Now you get a chance to ‘Wind the Film’. You must move one card from anywhere in your hand, apart from the very front, at least one position forward. A small chance to rearrange your cards and prepare for what is coming next.
Then you ‘Take the Shot’ forcing you to play the same number of cards from the back of your hand that you added to the front. Keep in mind that each card must be played in sequence, no more than 3 apart. Of course the longer the sequence of cards at the end the more points you get. The game wants you to put yourself in difficult circumstances by trying to make your turns as efficient as possible. Of course not everything goes to plan.
Sometimes you have to play a card out of sequence and this becomes a missed shot, costing you points at the end of the game. However there is a silver lining. The next card you play into that suit doesn’t have to be within 3 of the most recent face-up card. You still have to ascend or descend as the sequence dictates, but you get a little bit of leeway. Oh, one more thing. The points you get for the length of each sequence, only face-up cards count.
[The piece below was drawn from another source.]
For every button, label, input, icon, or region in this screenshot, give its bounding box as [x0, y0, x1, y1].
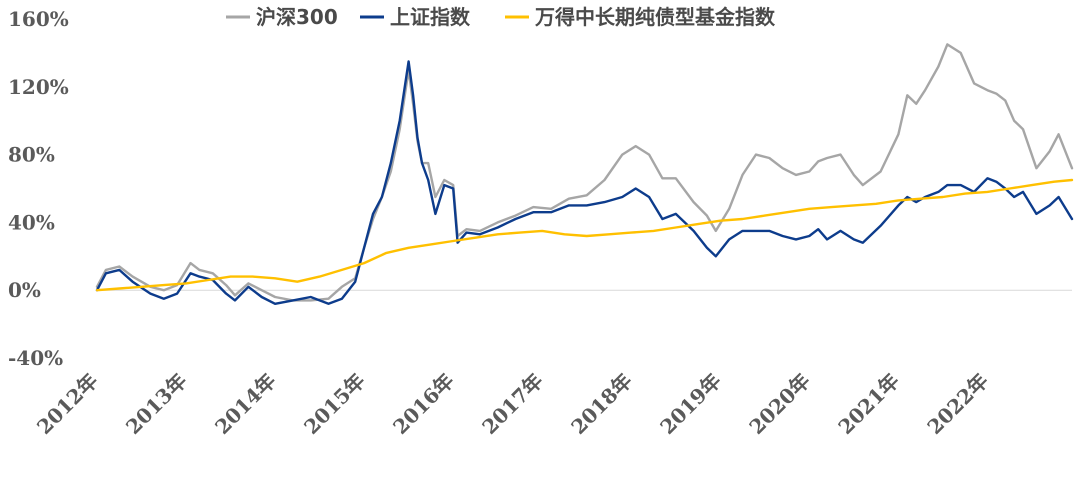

Photograph is one of those small card games that is simple to grasp when you get to it, but harder to explain. It’s fixed hand and very specific method of pick and play are at the crux of the puzzle. Each turn is agonising. The frustration and friction are a feature, not a bug. Its incredibly hard to manipulate your hand correctly. How about doing it with just 3 cards instead of 5?

As cards are picked up the Field empties, it eventually gets refreshed. As the deck dwindles a sunset card gets pulled. Everyone has to instantly ‘wind the film’ then play two cards from the back of their hand as with ‘take the shot’. You have to play the rest of the game with only 3 cards in hand at the end of any turn. The puzzle becomes tighter. When the Field drains for the last time you wind and shoot one more time, leaving only a single card in hand. If you play with the advanced rules, that I have never dared, the suit of this final card scores no points for you.
Photograph looks like a charming little card game, and in some ways it is. The art and graphic design is excellent. Each suit does tell its own little story of the pictures a person has taken. Beyond that charm lies a fiendish and constantly evolving puzzle, with a simple mechanical core. It means that you spend the time fretting over your choices, not rememebering the rules.
Many of the games from this design house have a charming exterior and fiendish, chewy centre. You can really get your teeth into these games, but they don’t oustay their welcome. They will possess your mind, and make it turn inside out while you play them, then leave that lingering doubt that you could have done better. Like staring at a photograph of a moment you can’t fully recall.